Bel timbro di voce. Profondo, professionale.
-è quella?- risponde lei con voce che sa di miele, e pelle di vaniglia.
Il tizio accenna un sorriso, a mezza bocca, rapido. Breve. Già finito.
Raccoglie la borsa da terra e gliela passa. Lei gli passa la valigetta. Poi il tizio va via verso il nulla che colora d’azzurro l’orizzonte. Lei ritorna rapidamente in macchina. Gira le chiavi, mette in moto. Fissa la borsa, la prende e se la mette sulle gambe pensando che lui farà lo stesso appena raggiunto quel punto invisibile in cui si diventa parte del niente. Apre la chiusura lampo sulla sommità e ci guarda dentro.

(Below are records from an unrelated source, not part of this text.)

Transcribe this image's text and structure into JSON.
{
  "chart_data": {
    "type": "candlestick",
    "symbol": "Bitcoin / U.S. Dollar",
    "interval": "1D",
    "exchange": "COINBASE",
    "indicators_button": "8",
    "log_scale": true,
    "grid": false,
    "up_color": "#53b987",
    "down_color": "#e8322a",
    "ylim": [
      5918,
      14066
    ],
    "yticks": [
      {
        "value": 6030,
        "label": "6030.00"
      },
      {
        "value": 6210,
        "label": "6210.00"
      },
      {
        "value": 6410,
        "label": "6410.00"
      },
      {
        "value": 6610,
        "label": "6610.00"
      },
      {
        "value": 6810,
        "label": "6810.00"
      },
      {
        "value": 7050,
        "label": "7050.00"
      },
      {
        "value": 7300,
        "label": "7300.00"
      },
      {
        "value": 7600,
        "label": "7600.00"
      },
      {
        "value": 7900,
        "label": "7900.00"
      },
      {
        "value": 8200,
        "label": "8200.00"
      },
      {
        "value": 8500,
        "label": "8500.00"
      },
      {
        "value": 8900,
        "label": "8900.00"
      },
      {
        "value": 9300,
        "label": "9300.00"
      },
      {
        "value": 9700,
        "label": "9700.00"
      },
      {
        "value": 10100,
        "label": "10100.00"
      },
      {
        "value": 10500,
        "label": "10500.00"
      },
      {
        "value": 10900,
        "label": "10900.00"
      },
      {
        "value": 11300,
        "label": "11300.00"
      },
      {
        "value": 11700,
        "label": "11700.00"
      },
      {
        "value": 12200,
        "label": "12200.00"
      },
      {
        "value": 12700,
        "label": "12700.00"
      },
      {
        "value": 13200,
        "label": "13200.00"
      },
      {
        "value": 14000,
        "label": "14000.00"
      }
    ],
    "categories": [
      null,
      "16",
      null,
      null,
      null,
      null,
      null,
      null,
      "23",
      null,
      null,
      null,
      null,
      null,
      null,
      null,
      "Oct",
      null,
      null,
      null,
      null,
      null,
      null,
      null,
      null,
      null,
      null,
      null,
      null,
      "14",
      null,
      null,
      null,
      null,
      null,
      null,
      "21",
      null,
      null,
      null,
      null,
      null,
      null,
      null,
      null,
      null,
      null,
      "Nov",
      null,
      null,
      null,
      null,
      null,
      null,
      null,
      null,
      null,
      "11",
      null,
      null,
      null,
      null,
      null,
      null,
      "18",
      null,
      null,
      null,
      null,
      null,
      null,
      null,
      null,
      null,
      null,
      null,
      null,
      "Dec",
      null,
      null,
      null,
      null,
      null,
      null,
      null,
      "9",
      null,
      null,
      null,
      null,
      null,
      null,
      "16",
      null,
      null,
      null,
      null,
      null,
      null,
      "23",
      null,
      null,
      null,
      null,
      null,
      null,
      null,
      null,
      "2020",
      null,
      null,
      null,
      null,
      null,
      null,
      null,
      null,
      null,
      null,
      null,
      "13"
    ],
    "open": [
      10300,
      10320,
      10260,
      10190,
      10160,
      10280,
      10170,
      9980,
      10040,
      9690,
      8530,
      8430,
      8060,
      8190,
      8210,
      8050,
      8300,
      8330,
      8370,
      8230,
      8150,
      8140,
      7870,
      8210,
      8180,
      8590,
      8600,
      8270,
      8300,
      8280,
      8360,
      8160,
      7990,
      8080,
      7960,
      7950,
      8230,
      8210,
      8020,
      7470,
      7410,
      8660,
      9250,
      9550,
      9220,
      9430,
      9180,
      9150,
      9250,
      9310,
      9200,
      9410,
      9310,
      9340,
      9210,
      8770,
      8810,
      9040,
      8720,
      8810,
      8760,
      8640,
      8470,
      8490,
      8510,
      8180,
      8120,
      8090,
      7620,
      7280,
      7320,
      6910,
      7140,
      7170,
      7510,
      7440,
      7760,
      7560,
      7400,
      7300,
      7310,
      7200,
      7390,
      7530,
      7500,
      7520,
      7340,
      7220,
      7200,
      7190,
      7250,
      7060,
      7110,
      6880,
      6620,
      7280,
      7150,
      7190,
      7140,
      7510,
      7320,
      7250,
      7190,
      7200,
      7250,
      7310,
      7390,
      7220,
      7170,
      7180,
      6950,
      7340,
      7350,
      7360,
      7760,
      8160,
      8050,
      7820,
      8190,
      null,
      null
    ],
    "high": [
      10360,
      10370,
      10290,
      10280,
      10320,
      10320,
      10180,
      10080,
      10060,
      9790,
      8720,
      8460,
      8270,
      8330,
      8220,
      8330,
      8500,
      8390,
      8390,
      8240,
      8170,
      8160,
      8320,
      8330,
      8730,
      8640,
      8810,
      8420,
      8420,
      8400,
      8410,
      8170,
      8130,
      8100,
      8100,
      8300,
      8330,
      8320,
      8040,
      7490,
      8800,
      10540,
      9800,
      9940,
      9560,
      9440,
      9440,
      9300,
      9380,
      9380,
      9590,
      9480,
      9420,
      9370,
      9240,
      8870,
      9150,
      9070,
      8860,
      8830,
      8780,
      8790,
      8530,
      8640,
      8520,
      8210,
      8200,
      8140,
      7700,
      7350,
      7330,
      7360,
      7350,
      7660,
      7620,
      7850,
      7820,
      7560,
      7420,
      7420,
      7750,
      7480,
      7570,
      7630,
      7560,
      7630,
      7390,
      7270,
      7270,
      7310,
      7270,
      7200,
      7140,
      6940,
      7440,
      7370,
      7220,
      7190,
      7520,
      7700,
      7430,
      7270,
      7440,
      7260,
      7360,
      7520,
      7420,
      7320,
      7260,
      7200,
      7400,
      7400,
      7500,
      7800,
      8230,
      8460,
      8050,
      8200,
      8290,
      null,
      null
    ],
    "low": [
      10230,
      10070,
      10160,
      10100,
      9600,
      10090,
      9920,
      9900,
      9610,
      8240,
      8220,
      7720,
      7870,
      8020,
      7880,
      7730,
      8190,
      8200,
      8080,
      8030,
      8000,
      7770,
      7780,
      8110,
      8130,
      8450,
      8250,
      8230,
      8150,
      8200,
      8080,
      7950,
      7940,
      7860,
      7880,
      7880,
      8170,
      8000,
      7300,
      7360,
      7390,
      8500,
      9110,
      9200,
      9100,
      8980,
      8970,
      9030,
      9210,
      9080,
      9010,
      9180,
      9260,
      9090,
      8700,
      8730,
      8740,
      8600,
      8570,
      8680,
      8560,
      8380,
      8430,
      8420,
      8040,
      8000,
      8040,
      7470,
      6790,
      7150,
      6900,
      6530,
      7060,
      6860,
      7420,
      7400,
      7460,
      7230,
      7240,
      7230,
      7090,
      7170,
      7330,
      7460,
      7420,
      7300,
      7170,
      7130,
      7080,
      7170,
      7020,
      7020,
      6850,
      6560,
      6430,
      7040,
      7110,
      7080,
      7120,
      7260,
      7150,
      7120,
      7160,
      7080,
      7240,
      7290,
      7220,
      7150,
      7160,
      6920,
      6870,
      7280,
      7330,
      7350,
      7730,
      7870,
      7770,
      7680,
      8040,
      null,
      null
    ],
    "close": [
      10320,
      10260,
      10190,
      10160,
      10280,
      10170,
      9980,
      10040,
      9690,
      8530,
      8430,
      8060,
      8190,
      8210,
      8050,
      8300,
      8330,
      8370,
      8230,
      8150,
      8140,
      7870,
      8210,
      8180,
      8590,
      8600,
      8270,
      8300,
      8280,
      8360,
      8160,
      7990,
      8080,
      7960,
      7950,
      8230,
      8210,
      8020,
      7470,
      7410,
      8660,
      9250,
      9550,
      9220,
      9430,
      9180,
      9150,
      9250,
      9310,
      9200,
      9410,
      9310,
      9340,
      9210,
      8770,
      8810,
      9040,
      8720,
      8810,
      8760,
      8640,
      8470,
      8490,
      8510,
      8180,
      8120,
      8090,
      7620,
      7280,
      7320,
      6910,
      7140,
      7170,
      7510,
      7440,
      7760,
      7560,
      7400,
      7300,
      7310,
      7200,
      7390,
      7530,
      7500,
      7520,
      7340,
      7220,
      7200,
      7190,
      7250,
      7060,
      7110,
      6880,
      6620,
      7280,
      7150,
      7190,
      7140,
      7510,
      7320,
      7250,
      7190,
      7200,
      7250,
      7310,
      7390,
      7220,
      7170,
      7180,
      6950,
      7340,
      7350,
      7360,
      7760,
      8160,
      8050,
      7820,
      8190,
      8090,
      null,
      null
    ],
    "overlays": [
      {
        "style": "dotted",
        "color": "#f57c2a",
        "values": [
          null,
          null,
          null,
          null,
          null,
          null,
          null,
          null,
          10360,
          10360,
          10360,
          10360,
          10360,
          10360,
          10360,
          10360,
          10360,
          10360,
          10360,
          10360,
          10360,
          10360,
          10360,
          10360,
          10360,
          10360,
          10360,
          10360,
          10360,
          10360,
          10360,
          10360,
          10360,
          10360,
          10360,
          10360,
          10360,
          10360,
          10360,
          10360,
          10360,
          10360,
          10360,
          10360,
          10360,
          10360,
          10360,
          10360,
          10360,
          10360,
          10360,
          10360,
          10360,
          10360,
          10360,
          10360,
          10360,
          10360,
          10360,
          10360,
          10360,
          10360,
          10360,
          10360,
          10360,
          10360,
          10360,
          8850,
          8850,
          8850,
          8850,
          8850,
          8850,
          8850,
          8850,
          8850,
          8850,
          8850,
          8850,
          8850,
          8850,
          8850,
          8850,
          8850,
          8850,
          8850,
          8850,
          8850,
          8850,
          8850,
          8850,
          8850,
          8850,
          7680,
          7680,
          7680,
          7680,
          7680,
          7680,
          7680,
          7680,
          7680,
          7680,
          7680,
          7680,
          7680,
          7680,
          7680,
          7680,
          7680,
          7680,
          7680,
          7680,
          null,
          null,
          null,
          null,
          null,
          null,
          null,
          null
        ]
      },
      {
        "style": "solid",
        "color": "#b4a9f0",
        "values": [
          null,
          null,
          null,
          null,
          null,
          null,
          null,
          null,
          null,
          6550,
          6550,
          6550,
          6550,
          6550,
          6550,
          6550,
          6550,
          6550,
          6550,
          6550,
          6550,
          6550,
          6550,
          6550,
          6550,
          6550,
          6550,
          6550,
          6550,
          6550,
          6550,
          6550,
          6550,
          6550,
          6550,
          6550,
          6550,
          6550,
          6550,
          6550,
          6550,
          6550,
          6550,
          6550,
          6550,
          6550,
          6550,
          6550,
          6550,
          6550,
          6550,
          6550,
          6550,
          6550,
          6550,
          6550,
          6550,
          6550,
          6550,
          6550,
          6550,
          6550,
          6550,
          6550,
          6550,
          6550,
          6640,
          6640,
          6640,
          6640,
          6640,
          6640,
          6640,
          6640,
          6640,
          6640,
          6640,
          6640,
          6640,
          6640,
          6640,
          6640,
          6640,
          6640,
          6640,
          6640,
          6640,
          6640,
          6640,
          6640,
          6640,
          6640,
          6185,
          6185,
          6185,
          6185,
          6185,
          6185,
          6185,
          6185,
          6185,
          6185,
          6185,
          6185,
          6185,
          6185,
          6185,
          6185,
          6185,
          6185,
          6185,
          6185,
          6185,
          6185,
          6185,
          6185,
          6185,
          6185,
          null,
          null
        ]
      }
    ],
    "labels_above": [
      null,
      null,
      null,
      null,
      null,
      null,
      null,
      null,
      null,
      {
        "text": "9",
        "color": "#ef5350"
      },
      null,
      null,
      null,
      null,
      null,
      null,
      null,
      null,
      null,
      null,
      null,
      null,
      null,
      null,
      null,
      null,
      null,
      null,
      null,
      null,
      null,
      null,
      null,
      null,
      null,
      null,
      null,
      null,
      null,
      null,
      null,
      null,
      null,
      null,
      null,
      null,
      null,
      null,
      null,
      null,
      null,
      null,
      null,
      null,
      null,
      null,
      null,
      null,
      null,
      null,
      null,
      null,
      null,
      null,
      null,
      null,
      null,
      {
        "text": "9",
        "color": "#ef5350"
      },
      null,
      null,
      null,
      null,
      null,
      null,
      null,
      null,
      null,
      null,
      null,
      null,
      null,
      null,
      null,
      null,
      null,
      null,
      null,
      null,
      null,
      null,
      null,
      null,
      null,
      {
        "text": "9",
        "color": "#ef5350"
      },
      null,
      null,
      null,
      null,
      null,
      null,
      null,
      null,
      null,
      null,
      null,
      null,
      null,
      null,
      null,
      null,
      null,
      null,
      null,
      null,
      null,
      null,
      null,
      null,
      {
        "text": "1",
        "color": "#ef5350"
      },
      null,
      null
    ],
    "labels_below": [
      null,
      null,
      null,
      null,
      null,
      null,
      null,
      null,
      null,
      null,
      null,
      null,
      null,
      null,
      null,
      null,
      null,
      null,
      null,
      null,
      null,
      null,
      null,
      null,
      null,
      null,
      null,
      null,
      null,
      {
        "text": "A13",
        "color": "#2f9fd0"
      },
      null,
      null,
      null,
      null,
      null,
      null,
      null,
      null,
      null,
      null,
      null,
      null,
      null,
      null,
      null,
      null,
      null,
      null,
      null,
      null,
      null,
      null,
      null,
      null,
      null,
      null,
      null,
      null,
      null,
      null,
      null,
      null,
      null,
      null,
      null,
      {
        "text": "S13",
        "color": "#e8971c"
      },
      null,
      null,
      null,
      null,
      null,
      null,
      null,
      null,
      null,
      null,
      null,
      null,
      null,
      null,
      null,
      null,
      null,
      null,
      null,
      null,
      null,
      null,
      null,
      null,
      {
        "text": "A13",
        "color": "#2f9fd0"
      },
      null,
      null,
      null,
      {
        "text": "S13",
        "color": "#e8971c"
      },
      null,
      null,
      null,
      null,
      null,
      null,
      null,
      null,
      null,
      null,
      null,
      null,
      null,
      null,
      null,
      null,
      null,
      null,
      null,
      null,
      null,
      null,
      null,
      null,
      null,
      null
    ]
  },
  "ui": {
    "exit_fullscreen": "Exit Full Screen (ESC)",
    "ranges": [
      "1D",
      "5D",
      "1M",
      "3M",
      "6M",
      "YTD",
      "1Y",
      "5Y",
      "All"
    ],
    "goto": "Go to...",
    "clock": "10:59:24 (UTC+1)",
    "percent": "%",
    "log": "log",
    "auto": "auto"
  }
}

Sorride. Infila la mano dentro la borsa e tira fuori il corpicino di un bambino. Appena nato. Appena morto.
Di nuovo s’inumidisce le labbra. Spegne la macchina. Stringe il corpicino tra le braccia, sul suo seno. Cullandolo. Avvicinandolo al grembo materno quasi per allattarlo in una caricatura d’amore materno.
Lo tiene in una stretta forte ma affettuosa. Avvicina il piccolo capo al naso. Si inebria dell’odore d’innocenza di quella piccola bambola fatta di carne. Sorride. Allarga la bocca. Poi la spalanca in un modo innaturale, fa quasi paura. Lancia un rapido sguardo allo specchietto. E affonda i denti nel cranio tenero dell’infante. Un rumore di piccole ossa frantumate da zanne fa eco alla pace del deserto che la divora. Poi si sente succhiare. E il volto della bella ragazza dalla carnagione chiara diviene scuro di sangue e cervella.

Nell’anno del Signore 2004 un’orrenda orda di barbare escrescenze partorite dal grembo infetto e putrescente di una genia di orrendi mostri provenienti da un passato remoto è tornata ad infestare la nostra madre terra.